Le prêtre était donc suivi par un double invisible. Fils de protestant anglais au Pérou, il avait trouvé à Paray-le-Monial la guérison d'une dépression et la mission d' "introniser" (selon l'expression consacrée) le Sacré Coeur dans toutes les familles (Roger Buck dit qu'en Irlande il était commun de demander aux gens pour qui on construisait une maison où ils placeraient leur Sacra Coeur). C'est comme un culte moderne des pénates, tourné vers les familles. Je ne sais pas si cet intérêt du père Mateo pour son "Autre" est aussi étrange que la coprophagie de Marie Marguerite Alacoque, fondatrice du culte du Sacré Coeur....

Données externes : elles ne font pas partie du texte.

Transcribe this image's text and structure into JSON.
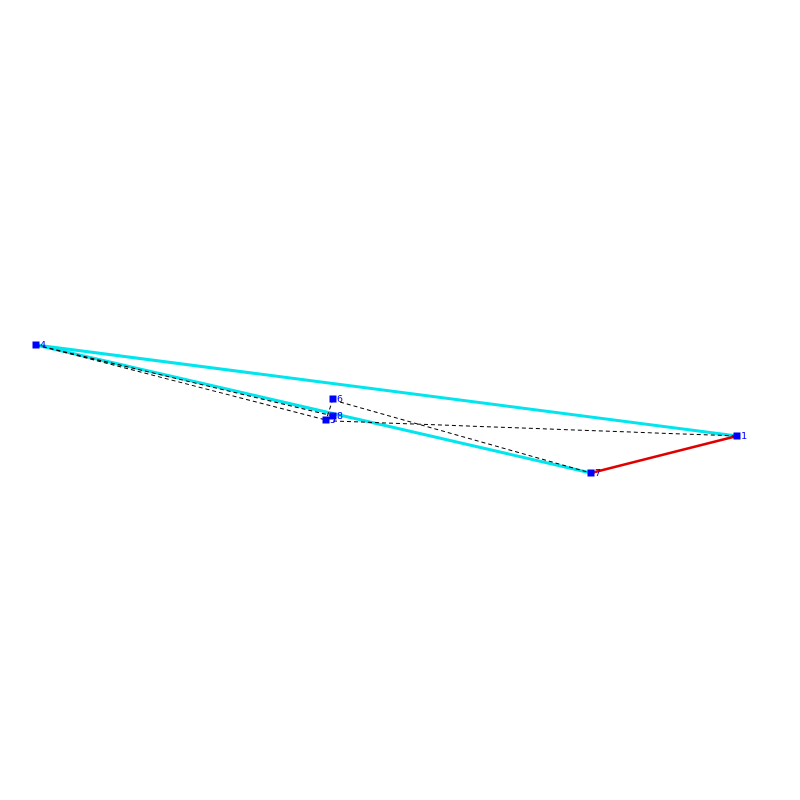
{
  "nodes": [
    {
      "label": "1"
    },
    {
      "label": "4"
    },
    {
      "label": "6"
    },
    {
      "label": "7"
    },
    {
      "label": "8"
    },
    {
      "label": "5"
    }
  ]
}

Règles pour les familles ayant effectué une intronisation :
"La mauvaise presse ne doit pas entrer dans une maison consacrée, et il ne doit pas non plus y avoir d'utilisation illimitée d'Internet sans la surveillance des parents. Bien entendu, aucun blasphème ou gros mot ne doit être prononcé ; l'impudeur vestimentaire doit être bannie ; les jours d'obligation et les jours de jeûne et d'abstinence doivent être observés ; L'anniversaire de la consécration devrait être un jour de célébration très spécial ; Les parents devraient avoir la pieuse coutume de bénir leurs enfants et les enfants de demander la bénédiction ; Il serait bon d'avoir une petite piscine d'eau bénite pour l'usage des personnes à la maison ; priez également le chapelet en famille et pratiquez les exercices des mois de juin (Sacré-Cœur), mai (mois de Marie) et mars (mois de Saint Joseph) ; Si possible, assistez ensemble à la messe dominicale et faites le catéchisme en famille."